Of course, the Court is unlikely to reach that broadly and much of athlete compensation will be decided in state and federal legislatures around the country. But reading coverage of the case, one senses optimism amongst sports writers, economists, and commentators that the Court will finally unravel the NCAA’s exploitative regime. Optimism must be tempered, however, by the history of amateurism. Despite its many changes, the concept’s racism and classism has persisted. One has to wonder, then, whether this time will be any different.

Instead of looking to Alston as a possible new era of college sports, advocates for athletes must understand it only as a single moment across a much longer history of athletes trying to seize collective power in a system that deprives them of it. Just as amateurism has long justified exploitation, so too have athletes resisted it.

For example, in 1936, players at Howard University refused to play until the school provided them with sufficient food. In 1969, Oregon State running back Fred Milton famously refused to shave his facial hair in response to team rules, which eventually launched campus-wide protests over racial justice. More recently, players at the University of Northwestern attempted to unionize. Their attempt nearly succeeded, winning with the administrative law judge before eventually being overturned by the National Labor Review Board. Finally, players this past summer sent a letter to the Pac-12 Conference listing a set of demands for the upcoming season including increased COVID-19 safety protocols, increased monetary payments, and academic support.

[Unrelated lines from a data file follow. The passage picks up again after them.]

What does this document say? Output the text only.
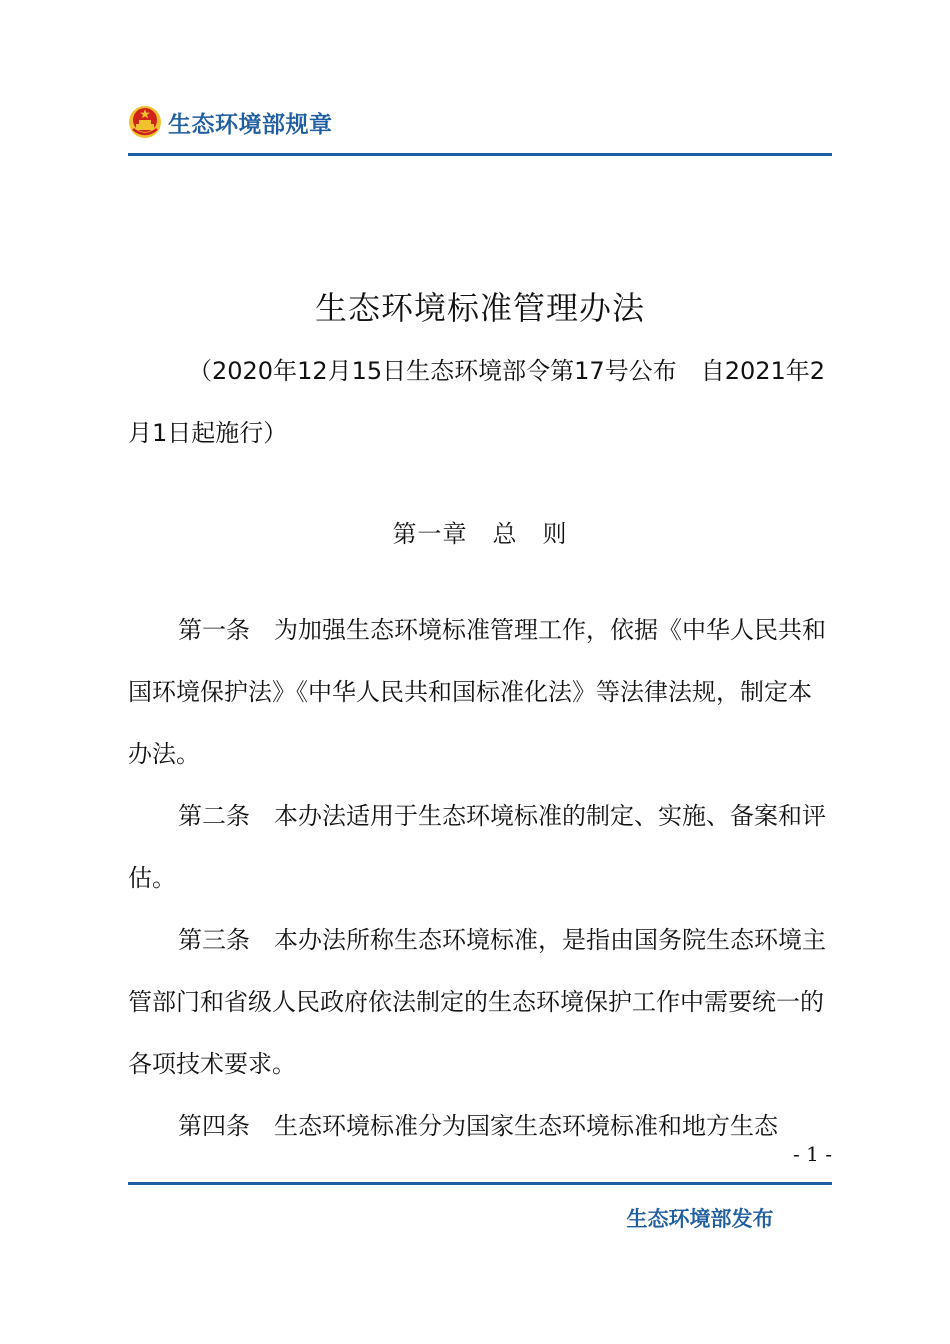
生态环境部规章
生态环境标准管理办法
（2020年12月15日生态环境部令第17号公布　自2021年2月1日起施行）
第一章　总　则

第一条 为加强生态环境标准管理工作，依据《中华人民共和国环境保护法》《中华人民共和国标准化法》等法律法规，制定本办法。

第二条 本办法适用于生态环境标准的制定、实施、备案和评估。

第三条 本办法所称生态环境标准，是指由国务院生态环境主管部门和省级人民政府依法制定的生态环境保护工作中需要统一的各项技术要求。

第四条 生态环境标准分为国家生态环境标准和地方生态

- 1 -
生态环境部发布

The point is not to minimize Alston’s impact. The Supreme Court must recognize the NCAA’s flagrant restrain on trade. But at the same time, the limits on what the decision can accomplish underscores the importance of building collective athlete power to shape their own futures.

Amateurism was born out of a desire to hide the contradiction at the heart of college sports. Across the 20th and early 21st centuries, it has served the same function. We must join with the generations of athletes who have and currently are fighting to expose this myth for what it is—a cover for racist and classist exploitation.